What is the motivation?
The authors are motivated by the idea of sortedness as a resource. The idea is that since creating an index means structuring data, already partially structured data ought to take less effort to index. This is not just a theoretical idea about constructing ideal data structures. Many real-life applications involve partially data sorted to various degrees, like a previously sorted relation with few updates, data sorted with a correlated attribute, and timestamps in an incoming data stream with delayed packets.
How and why have past approaches fallen short?
Past approaches simply do not take advantage of partially sorted data. They expend the same amount of effort to ingest data no matter how it’s structured. Sortedness-aware structures have not been a subject of past research, so data structures like B-tree and B-tree do not take advantage of partial sortedness.

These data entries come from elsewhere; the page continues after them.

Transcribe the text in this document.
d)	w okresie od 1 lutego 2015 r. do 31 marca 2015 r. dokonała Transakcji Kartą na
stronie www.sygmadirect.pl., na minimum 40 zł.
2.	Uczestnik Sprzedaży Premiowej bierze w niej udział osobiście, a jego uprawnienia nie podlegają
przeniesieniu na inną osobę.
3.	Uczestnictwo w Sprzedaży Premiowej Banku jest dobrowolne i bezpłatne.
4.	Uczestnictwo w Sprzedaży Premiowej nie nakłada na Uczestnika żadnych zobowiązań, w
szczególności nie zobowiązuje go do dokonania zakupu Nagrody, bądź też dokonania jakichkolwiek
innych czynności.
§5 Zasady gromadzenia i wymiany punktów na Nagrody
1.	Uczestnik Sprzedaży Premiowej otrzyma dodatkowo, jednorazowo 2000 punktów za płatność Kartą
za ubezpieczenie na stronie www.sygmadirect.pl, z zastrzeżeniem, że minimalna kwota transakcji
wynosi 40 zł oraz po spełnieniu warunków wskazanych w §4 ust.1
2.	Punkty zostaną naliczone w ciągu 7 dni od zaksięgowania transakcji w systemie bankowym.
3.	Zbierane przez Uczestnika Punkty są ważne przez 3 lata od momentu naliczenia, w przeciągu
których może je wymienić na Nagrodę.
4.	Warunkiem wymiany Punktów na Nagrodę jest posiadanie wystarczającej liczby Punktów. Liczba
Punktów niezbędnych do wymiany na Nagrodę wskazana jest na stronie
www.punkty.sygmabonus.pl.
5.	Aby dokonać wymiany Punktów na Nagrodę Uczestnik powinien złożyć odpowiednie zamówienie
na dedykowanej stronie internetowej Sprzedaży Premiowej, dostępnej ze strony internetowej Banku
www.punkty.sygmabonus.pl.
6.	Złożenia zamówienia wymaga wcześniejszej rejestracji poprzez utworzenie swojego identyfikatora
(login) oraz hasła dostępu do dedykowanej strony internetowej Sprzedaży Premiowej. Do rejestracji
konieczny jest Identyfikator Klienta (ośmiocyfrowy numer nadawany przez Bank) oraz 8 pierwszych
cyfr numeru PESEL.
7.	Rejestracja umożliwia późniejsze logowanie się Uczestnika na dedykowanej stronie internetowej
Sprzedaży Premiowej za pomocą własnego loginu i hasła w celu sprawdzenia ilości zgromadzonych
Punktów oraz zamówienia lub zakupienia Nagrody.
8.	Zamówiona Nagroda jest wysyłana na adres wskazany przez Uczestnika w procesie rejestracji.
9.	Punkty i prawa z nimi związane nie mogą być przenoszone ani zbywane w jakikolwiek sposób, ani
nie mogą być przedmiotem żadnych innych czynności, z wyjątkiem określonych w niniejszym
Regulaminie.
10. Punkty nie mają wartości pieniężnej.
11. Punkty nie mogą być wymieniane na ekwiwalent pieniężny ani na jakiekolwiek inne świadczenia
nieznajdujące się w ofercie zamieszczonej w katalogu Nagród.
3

What is the key contribution?
The SWARE paradigm, which uses buffering with partial bulk loading to better take advantage of incoming sortedness. Their implementation uses many additional techniques like query-driven sorting and merging, zone maps, and hierarchical bloom filters to keep performance competitive. SWARE dramatically better ingestion performance on even only slightly sorted data, while only hurting point query performance by a small amount.
In many ways, this data structure seems inspired by LSM-trees, even though the purpose is quite different (which the authors explicitly address).
What is missing?
I thought the paper did a great job of motivating its decisions and supporting each claim. I don’t have any real critiques, especially considering how unique of a topic the paper explores. My only thought is that it was a bit hard to keep track of the main points because of how many different techniques were explored in SWARE.
How does the paper support its claims?
The paper does an excellent job at providing empirical evidence for each of its design decisions. They use the Benchmark on Data Sortedness for testing the indexes on different levels of sorted data. They measure the speedup on each operation across varying workloads, amounts of sortedness (K% and L%), buffer size, and data size. They compare their modified B-tree and B-tree with the originals in terms of lookup and write performance, scalability, responsiveness to sortedness, and on-disk performance. In addition, they run experiments to justify the usage of global and per-page bloom filters, query-based sorting (inspired by cracking), and their choice of the buffer flush threshold and buffer size.
What are some next steps?
I’d like to see the idea of “sortedness as a resource” explored more in relation to other data structures. I thought it was interesting to hear that B-tree already exploits sortedness to some degree, so I’m curious where other data structures fall in this design space.
While SWARE gets great performance, I can’t help but wonder if there’s a way to exploit sortedness without degrading point query performance whatsoever.